The blocks of the methods and algorithms described in connection with the embodiments disclosed herein can be embodied directly in hardware, in a software module executed by a processor, or in a combination of the two. A software module can reside in RAM memory, flash memory, ROM memory, EPROM memory, EEPROM memory, registers, a hard disk, a removable disk, a CD-ROM, or any other form of computer-readable storage medium known in the art. An exemplary storage medium is coupled to a processor such that the processor can read information from, and write information to, the storage medium. In the alternative, the storage medium can be integral to the processor. The processor and the storage medium can reside in an ASIC. The ASIC can reside in a user terminal. In the alternative, the processor and the storage medium can reside as discrete components in a user terminal.

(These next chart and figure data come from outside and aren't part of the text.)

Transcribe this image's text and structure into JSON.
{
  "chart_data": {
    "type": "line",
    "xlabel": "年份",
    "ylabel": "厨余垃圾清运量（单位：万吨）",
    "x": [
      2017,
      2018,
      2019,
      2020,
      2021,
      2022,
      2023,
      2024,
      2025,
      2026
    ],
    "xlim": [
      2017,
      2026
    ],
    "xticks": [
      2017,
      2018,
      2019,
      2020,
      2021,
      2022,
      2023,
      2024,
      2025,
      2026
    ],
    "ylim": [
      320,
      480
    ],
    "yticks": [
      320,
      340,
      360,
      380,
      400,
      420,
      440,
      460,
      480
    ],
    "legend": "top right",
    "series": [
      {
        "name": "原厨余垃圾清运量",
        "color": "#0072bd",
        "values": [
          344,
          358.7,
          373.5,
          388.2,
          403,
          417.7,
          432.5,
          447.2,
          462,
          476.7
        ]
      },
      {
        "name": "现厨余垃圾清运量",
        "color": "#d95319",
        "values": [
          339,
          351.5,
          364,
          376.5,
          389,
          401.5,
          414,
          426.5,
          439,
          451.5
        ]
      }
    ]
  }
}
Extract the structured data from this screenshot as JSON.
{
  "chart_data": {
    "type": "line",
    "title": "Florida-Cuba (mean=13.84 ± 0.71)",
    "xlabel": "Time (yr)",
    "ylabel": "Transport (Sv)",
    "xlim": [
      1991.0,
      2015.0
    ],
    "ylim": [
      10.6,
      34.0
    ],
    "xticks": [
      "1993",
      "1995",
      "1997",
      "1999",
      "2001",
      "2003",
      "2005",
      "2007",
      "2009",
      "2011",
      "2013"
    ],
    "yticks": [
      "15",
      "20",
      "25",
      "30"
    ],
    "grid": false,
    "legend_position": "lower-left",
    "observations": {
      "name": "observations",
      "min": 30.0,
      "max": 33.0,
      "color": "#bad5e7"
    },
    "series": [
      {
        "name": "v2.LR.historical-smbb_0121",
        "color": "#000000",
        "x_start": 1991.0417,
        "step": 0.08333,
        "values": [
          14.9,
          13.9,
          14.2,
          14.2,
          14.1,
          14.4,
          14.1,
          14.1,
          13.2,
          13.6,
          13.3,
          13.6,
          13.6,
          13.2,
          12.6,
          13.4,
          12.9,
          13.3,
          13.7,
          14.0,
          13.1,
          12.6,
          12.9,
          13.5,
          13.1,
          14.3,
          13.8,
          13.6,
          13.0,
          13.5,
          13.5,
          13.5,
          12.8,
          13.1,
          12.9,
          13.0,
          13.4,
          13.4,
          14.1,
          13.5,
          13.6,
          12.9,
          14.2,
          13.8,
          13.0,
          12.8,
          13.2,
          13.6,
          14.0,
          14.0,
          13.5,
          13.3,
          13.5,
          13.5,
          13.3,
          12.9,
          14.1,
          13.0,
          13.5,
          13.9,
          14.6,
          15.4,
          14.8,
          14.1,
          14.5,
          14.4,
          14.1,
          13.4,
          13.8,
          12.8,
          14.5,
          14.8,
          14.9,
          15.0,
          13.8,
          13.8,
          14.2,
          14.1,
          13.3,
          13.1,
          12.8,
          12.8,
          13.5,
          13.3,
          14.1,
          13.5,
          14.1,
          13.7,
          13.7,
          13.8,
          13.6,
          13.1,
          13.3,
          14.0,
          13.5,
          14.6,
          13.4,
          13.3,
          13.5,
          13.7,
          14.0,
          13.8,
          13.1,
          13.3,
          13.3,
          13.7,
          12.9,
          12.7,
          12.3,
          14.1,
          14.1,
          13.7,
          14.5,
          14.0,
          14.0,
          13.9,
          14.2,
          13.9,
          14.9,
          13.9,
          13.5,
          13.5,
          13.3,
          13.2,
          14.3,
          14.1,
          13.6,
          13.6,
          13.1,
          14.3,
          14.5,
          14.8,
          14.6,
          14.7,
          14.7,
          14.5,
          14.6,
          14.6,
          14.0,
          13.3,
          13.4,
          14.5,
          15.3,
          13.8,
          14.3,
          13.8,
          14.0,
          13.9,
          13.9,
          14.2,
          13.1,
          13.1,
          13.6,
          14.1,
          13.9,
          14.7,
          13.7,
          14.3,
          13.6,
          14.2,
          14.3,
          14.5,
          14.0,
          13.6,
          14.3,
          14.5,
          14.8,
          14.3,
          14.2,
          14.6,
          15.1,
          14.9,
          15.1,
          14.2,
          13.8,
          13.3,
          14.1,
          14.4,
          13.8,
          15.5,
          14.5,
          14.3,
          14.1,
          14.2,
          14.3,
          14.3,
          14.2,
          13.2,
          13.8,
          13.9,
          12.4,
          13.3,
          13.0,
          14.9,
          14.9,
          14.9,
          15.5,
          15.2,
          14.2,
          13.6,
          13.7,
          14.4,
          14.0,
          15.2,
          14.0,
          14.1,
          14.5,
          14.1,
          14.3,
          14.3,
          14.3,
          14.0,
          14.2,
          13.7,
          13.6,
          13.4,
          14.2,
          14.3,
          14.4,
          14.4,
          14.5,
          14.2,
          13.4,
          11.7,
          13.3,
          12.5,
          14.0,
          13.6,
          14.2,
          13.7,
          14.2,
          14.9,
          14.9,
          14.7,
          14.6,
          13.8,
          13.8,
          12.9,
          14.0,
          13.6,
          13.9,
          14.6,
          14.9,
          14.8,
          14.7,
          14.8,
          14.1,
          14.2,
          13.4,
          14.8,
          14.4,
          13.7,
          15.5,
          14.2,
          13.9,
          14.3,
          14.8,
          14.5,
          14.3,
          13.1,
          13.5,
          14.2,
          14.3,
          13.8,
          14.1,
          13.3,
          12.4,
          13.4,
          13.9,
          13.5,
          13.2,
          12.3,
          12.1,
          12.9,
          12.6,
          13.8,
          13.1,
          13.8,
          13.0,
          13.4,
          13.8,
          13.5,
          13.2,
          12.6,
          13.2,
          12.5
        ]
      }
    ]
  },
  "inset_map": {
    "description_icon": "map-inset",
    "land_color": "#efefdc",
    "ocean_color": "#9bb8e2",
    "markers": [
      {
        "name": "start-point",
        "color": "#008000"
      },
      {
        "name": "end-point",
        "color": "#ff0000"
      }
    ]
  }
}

While the above detailed description has shown, described, and pointed out novel features as applied to various embodiments, it will be understood that various omissions, substitutions, and changes in the form and details of the devices or algorithms illustrated can be made without departing from the spirit of the disclosure. As will be recognized, certain embodiments of the inventions described herein can be embodied within a form that does not provide all of the features and benefits set forth herein, as some features can be used or practiced separately from others. The scope of certain inventions disclosed herein is indicated by the appended claims rather than by the foregoing description. All changes which come within the meaning and range of equivalency of the claims are to be embraced within their scope.